Quatre experts, un seul message : la Chine et les États-Unis doivent mettre de côté leurs divergences pour lutter contre la drogue

Alors que les drogues synthétiques continuent de représenter une menace croissante pour la santé publique à l’échelle mondiale, dans un documentaire produit par CGTN intitulé « War On Fentanyl: Record Of China-US Cooperation », des experts chinois et américains appellent à une coopération internationale renforcée dans la lutte contre la toxicomanie et le trafic de drogue. Malgré les différences entre leurs systèmes politiques et leurs intérêts nationaux, ils affirment que la crise de la drogue est un défi commun qui exige une réponse commune.

Le problème mondial de la drogue ne peut être résolu par un seul pays agissant seul. Selon Zhou Wenhua, chercheur à l’hôpital Kangning affilié à l’université de Ningbo et vice-président de l’Association chinoise pour la prévention et le traitement de la toxicomanie, l’ampleur et la complexité de la toxicomanie aujourd’hui rendent la coopération internationale indispensable.

Zhou a souligné que près de 300 millions de personnes dans le monde consomment des substances psychoactives, alors que la compréhension scientifique de la dépendance reste limitée. Selon lui, une coopération plus étroite entre les pays permettrait non seulement de renforcer les efforts de lutte contre la toxicomanie, mais aussi de faire progresser la recherche sur les substances psychoactives et le cerveau humain lui-même. En partageant leurs connaissances et leurs ressources, la communauté internationale peut développer des approches plus efficaces en matière de prévention, de traitement et de réinsertion.

Les experts estiment également que la Chine et les États-Unis possèdent des atouts complémentaires qui pourraient contribuer de manière significative à la gouvernance mondiale en matière de drogues.

Shen Haowei, professeur à la Faculté de médecine de l’Université de Ningbo et directeur de son programme de master professionnel en pharmacie, a souligné que la Chine a mis en place un système fondé sur des données probantes pour évaluer les méfaits liés aux drogues. Les États-Unis, quant à eux, ont accumulé de vastes données épidémiologiques, ainsi qu’une expérience précieuse en matière de surveillance de terrain et de pratiques répressives.

Selon Shen, une coopération plus étroite entre les deux pays pourrait contribuer à rendre leurs législations respectives en matière de contrôle des drogues plus scientifiques et fondées sur des données probantes. Plus important encore, une telle collaboration pourrait contribuer à l’élaboration de normes internationalement reconnues pour la réglementation des substances psychoactives émergentes, offrant ainsi un cadre plus solide pour le contrôle mondial des drogues.

Si les incertitudes politiques et diplomatiques compliquent souvent les relations bilatérales, certains experts estiment que ces défis ne devraient pas empêcher la coopération sur des questions qui touchent au bien-être public.

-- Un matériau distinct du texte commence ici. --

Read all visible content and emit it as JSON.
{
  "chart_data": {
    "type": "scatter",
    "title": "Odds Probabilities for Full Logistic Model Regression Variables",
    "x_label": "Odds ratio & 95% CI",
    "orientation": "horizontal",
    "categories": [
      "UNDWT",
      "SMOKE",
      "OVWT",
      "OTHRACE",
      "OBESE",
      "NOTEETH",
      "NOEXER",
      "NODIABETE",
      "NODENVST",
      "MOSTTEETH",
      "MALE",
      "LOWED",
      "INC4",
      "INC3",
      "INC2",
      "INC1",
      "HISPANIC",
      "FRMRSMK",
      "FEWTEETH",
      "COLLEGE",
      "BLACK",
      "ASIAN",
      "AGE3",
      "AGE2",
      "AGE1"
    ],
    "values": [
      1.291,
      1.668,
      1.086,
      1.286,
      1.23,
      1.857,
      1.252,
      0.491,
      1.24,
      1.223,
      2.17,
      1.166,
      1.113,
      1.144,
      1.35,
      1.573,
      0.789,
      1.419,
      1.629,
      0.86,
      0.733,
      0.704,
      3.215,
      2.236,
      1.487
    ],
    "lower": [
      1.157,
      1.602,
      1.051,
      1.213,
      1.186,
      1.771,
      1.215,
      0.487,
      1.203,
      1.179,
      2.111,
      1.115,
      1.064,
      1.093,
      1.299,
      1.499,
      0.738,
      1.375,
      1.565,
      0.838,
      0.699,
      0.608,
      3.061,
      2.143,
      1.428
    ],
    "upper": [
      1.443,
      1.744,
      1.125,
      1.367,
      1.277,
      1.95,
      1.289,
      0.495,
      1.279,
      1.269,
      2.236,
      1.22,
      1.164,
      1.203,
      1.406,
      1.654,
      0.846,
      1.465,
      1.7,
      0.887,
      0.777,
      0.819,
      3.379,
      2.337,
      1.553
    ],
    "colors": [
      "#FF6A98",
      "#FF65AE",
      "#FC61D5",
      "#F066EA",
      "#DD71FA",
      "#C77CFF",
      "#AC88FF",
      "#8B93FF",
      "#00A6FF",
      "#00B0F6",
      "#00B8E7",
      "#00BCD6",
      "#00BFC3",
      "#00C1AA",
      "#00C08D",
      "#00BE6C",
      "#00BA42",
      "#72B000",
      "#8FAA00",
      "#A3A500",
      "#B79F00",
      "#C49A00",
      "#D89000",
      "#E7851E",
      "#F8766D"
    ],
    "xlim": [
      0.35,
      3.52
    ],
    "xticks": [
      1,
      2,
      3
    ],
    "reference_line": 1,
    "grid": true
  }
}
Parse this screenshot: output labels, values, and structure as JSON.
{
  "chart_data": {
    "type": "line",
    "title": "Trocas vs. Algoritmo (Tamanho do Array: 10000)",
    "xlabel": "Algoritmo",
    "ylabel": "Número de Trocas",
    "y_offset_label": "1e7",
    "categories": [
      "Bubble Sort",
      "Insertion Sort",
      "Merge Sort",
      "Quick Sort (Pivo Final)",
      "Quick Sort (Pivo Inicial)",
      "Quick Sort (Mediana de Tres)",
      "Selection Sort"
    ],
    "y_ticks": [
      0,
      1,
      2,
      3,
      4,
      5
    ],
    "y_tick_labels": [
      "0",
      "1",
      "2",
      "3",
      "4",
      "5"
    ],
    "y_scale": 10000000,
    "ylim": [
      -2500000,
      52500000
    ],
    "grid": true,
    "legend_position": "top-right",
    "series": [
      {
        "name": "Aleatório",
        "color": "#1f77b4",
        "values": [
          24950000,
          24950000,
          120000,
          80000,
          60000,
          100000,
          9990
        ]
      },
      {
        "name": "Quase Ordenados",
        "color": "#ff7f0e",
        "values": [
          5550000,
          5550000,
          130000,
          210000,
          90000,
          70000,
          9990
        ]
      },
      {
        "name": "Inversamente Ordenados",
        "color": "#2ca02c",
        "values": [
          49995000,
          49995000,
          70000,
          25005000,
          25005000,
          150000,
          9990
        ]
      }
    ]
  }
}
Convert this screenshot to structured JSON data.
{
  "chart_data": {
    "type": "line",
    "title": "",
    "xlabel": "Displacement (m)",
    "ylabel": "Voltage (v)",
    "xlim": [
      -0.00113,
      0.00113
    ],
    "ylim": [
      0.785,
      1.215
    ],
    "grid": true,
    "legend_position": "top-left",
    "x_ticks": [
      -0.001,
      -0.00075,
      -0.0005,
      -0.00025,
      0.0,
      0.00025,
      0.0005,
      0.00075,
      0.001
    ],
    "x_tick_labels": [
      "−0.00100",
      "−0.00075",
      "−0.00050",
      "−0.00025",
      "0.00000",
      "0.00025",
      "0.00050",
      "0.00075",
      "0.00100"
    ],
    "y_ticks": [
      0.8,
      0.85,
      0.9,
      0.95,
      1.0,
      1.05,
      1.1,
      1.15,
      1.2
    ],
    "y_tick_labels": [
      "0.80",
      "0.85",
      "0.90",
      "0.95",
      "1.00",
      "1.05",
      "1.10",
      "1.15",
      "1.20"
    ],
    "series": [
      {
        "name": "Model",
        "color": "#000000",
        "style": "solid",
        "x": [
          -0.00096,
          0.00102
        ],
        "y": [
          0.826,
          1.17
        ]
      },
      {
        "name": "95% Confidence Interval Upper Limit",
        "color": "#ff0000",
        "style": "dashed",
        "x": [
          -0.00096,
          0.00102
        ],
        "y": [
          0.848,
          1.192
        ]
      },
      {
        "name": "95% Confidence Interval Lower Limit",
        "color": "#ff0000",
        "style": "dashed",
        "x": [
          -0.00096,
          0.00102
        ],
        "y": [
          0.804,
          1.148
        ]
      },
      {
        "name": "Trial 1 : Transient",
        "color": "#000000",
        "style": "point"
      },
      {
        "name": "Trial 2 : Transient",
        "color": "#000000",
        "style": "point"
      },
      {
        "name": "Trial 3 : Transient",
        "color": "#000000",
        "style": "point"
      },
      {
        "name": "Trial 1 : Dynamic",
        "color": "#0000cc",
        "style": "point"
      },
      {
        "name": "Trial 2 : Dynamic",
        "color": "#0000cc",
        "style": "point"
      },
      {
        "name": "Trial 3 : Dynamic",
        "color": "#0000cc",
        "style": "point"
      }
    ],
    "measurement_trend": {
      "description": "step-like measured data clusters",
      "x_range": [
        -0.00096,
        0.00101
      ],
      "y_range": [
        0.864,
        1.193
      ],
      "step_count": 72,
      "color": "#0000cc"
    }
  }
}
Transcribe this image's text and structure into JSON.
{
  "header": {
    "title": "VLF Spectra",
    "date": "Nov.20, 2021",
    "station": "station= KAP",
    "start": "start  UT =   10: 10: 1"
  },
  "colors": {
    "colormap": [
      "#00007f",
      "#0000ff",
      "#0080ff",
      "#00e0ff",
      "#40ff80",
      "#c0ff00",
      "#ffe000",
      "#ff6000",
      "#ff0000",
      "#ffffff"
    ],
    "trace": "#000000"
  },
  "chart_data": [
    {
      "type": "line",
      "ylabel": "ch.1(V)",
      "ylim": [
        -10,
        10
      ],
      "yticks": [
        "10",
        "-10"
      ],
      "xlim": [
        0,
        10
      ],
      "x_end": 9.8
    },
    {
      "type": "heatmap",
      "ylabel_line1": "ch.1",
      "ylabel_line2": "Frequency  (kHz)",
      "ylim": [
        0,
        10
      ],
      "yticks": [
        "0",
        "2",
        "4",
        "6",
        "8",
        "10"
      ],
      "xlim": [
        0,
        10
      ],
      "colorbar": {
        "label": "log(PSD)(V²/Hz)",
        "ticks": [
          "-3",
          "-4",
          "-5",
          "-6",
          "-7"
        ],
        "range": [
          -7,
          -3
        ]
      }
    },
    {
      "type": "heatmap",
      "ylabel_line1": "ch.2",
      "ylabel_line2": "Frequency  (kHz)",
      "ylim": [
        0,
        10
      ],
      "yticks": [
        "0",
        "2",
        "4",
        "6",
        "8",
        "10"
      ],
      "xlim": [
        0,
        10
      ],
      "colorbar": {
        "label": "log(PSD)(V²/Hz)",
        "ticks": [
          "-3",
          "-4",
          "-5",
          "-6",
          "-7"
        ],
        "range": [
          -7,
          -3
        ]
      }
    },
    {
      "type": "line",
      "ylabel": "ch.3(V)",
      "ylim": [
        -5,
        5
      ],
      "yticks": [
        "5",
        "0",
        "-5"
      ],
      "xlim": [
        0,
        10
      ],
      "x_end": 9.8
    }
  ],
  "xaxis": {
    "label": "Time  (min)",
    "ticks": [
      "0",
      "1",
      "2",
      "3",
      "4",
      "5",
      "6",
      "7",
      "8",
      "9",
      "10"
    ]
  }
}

Liu Yu, directrice exécutive et professeure à la Faculté de médecine de l’Université de Ningbo, a souligné que les menaces liées aux drogues constituent des défis communs. Elle a fait valoir que les pays devraient être prêts à mettre de côté certains facteurs de déstabilisation et à continuer de travailler ensemble même lorsque des divergences subsistent. Selon elle, la coopération ne devrait pas être prise en otage par des tensions géopolitiques plus larges lorsque des intérêts communs sont en jeu.

Ce sentiment est partagé par des experts aux États-Unis

David, ancien enquêteur spécialisé dans les détournements de drogues au sein de la Drug Enforcement Administration (DEA) américaine, a souligné que les drogues ne font pas de distinction fondée sur la politique, l’idéologie ou l’appartenance nationale. Les dommages qu’elles causent s’étendent au-delà des frontières et affectent les communautés indépendamment des divergences politiques.

C’est pourquoi, a-t-il fait valoir, la coopération entre la Chine et les États-Unis doit être considérée comme plus qu’une simple question de diplomatie. Il s’agit avant tout d’un effort commun visant à protéger les générations futures des conséquences dévastatrices de la toxicomanie.

Bien qu’ils proviennent de pays et d’horizons professionnels différents, les quatre experts délivrent un message commun : les drogues sont un ennemi commun. La recherche scientifique, l’innovation législative, les mesures de santé publique et la coopération en matière d’application de la loi nécessitent toutes une collaboration internationale. Dans la lutte contre l’abus et le trafic de drogues, ils estiment que la Chine et les États-Unis ont l’opportunité – et la responsabilité – de travailler ensemble pour le bien des générations futures.